Submission for <br>
Exercise task 1 <br>
of UTU course TKO_8964-3006 <br>
Textual Data Analysis <br>
by Botond Ortutay <br>

---

**Instructions:**

### Part 1: loading a dataset from the HF hub

Using the [load_dataset](https://huggingface.co/docs/datasets/v3.2.0/en/package_reference/loading_methods#datasets.load_dataset) function of the [datasets](https://huggingface.co/docs/datasets/en/index) library, load each of the following datasets in turn:

 - [stanfordnlp/imdb](https://huggingface.co/datasets/stanfordnlp/imdb)
 - [eriktks/conll2003](https://huggingface.co/datasets/eriktks/conll2003)
 - [openai/gsm8k](https://huggingface.co/datasets/openai/gsm8k)

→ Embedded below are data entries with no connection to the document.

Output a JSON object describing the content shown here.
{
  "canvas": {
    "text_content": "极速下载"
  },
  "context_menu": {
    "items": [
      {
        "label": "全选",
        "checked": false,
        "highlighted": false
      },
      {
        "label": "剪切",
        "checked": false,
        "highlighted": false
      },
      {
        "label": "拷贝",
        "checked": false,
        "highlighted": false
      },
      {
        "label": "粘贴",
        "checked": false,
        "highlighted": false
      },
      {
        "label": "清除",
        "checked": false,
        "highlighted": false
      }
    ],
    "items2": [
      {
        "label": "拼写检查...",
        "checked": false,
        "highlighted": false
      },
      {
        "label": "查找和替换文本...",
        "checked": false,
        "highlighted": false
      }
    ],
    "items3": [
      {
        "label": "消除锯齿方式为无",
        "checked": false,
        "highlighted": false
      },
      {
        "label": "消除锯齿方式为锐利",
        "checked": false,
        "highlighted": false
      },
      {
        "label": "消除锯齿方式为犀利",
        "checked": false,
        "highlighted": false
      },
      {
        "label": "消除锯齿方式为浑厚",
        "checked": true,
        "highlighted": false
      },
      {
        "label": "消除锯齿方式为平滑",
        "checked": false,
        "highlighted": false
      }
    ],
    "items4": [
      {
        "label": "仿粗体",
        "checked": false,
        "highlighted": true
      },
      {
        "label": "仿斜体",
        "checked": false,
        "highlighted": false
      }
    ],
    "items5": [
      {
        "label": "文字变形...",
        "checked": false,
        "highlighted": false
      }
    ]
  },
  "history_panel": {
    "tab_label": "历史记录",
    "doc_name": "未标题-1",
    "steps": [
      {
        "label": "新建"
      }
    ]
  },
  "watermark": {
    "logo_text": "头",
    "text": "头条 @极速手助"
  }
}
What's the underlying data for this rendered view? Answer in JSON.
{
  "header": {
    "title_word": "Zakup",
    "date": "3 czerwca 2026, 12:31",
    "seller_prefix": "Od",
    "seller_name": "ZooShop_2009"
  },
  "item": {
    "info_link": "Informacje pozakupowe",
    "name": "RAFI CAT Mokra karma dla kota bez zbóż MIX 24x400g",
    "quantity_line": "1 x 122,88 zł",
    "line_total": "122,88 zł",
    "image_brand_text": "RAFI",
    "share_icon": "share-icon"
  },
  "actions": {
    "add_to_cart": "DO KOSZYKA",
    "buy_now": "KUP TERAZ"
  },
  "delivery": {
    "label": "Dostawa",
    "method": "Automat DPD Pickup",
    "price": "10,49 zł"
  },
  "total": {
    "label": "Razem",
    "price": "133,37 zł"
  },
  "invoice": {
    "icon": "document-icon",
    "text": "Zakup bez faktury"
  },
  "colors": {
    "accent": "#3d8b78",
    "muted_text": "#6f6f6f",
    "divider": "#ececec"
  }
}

For each of the datasets, report the following information:

 - What NLP task is the dataset intended for (e.g. syntactic analysis, toxicity detection, etc.)? (You may need to refer to the documentation of the dataset for this.)
 - What parts is the dataset split into (e.g. train, test) and how many examples does each contain?
 - What features (e.g. text, label) does the dataset have? (Try to understand how these relate to the NLP task the dataset is intended for.)
 - What is the first item in the training set of the dataset?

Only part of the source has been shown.